Bağışıklık Sisteminin Sağlıklı Hücrelere Saldırmasını Durduran 'Anahtar' Bulundu
Bağışıklık sistemimiz, kendi vücut kimyamız ile dışarıdan gelen patojenlerin kimyası arasındaki farkı fark edebilme konusunda oldukça yeteneklidir. Ancak bu işlev bozulduğunda, vücudumuz yoğun bir iç savaşa ev sahipliği yapabilir. Bilim insanları bu konuyu daha detaylı anlamak için oldukça heveslidirler ve yabancı DNA’nın algılayıcısını devre dışı bırakan bir ‘anahtar’ın yeni tespit edilmesi önemli bir içgörü sağlayabilir.

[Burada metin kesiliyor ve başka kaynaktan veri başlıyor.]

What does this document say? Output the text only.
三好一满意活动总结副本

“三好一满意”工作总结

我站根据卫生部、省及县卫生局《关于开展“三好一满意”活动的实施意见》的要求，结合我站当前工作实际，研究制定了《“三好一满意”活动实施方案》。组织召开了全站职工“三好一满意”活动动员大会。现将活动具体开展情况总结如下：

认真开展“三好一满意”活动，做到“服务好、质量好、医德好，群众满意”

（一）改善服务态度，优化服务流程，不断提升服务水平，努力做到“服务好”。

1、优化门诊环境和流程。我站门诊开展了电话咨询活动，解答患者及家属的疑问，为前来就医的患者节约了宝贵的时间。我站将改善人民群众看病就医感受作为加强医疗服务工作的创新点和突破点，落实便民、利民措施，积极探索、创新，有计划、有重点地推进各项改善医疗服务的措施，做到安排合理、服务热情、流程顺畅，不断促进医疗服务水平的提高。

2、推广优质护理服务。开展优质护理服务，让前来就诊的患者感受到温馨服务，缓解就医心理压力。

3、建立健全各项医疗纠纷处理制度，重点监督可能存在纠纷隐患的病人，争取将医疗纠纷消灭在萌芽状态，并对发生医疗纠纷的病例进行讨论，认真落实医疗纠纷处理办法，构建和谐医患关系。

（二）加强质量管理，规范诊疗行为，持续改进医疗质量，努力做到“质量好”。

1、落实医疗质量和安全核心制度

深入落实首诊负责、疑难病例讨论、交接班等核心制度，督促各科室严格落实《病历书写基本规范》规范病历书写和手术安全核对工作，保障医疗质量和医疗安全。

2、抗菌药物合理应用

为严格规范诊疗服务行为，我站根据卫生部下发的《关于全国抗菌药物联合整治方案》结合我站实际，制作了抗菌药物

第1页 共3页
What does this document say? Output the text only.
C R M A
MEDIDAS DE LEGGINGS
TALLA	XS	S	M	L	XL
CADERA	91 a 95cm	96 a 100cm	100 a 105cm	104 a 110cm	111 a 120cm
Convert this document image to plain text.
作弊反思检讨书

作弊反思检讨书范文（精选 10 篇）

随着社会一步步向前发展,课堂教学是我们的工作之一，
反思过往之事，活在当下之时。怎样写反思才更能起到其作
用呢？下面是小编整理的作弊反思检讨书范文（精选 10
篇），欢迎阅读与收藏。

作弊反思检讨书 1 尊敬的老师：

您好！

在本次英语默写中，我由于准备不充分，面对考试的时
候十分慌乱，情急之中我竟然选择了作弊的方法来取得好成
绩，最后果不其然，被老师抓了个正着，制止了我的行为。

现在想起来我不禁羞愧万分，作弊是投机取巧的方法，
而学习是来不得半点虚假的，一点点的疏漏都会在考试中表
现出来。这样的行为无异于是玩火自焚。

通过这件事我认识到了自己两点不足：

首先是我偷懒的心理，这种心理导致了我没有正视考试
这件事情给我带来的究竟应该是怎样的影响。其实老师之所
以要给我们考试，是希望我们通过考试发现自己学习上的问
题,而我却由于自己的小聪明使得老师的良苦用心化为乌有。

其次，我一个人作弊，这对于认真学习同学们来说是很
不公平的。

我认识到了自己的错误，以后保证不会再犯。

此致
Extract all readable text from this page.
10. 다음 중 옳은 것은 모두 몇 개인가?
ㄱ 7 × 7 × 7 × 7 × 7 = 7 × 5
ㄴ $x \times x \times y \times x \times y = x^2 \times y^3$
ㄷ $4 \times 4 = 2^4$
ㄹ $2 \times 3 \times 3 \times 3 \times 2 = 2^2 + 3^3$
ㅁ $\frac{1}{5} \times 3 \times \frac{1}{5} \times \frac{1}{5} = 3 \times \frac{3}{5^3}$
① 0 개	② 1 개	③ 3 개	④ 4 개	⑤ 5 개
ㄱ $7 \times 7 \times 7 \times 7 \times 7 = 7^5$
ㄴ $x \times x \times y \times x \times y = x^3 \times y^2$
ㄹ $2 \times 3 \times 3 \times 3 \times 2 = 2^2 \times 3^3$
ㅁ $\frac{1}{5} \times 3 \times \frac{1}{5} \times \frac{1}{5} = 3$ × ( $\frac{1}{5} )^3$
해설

İsviçre Federal Teknoloji Enstitüsü Lausanne’dan bir ekip tarafından yapılan bu keşfin önemli bir parçası, döngüsel GMP-AMP sentaz (cGAS) adlı bir enzimdir.
Bu protein, infiltrasyon yapan virüsleri tanımlamakla görevlidir. Bir hücrenin yapışkan sitoplazmasında yerinden çıkmış herhangi bir yabancı DNA’ya bağlanır ve vücuda bir saldırganın varlığı konusunda uyarı veren bir tepkiyi tetikler.
Zaten cGAS’ın, özellikle bir hücrenin çekirdeğine girdikten sonra kontrol altında tutulması gerektiğini biliyoruz. Yeni çalışma, enzimi silmek için bir işaretleyici olarak işlev gören bir biyolojik anahtarı tanımlar, bağışıklık yanıtının gereksiz olduğu yerlerde. Araştırmacılar yayınladıkları makalede, “Nükleozomlarla önceden tanımlanmış etkileşimlerle birlikte, sonuçlarımız cGAS’ın nükleer düzenlemesinin tam bir yapısal modelini sağlamaktadır,” diye yazmışlardır. Bilim insanları, hücrelerin büyümesi için bölünerek çoğaldığı zaman, nükleer zarın çözüldüğünü ve cGAS’ın kolayca erişim sağladığını belirlemişlerdir. Orada, DNA’yı paketleyen birimler olan nükleozomlara bağlanır ve gerek duyulduğunda kullanılmak üzere BAF adlı bir proteinle kaplanır.
Bu çalışmada, laboratuvarda yetiştirilen hücrelerin detaylı bir analizi aracılığıyla, ekip CRL5-SPSB3 adlı bir protein kompleksi tanımlamıştır. Bu, cGAS’ı atılabilir olarak işaretlemek için bir kimyasal olan ubiquitin ekler.
Bu, cGAS’ın gereksiz olduğu zamanlarda – yabancı DNA tehdidi olmadığında – öldürülmesi için anahtardır. Temelde, sağlıklı hücrelere saldırmayı durdurur, bu hücreler büyüdükçe onu resimden nazikçe çıkararak.
Bağışıklık sistemi yanıtını kontrol eden sinyalleşmenin bir parçası olan interferon veya IFN yoluğunun, cGAS ve CRL5-SPSB3’ün her ikisinin de anahtarı çevirmeyle ilgili olduğunu gösteren çalışma, bu proteinlerin hücre içi bağışıklıkta nasıl rol oynadığını ortaya koymaktadır.
Araştırmacılar, “Bu sonuçlar, nükleer cGAS seviyelerinin hücresel IFN tonunu etkilediğini ve CRL5-SPSB3’ün hücre-içi bağışıklıkta bir rolünü ortaya koymaktadır,” diye yazmışlardır. Tip 1 diyabet ve inflamatuar bağırsak hastalığı gibi otoimmün bozukluklar, bağışıklık sistemi kontrollerinin düzgün çalışmadığı durumlarda meydana gelir. Yeni araştırma, bu kontrollerden birinin daha detaylı bir şekilde incelenmesinin değerli olduğunu vurgular.
Artık cGAS’ın nasıl çalıştığı hakkında daha fazla bilgi sahibiyiz, bu sayede her zaman uygun davranmasını sağlayabilecek etkili yollar geliştirebiliriz.
Araştırmacılar, “Araştırmamız, cGAS’ın nükleus içindeki protein yıkımını belirleyen bir belirleyici olarak tanımlar ve terapötik olarak kullanılabilecek bir element hakkında yapısal içgörüler sağlar,” diye yazmışlardır.
Ne düşünüyorsunuz?
Fikrini bilmek güzel. Yorum bırakın.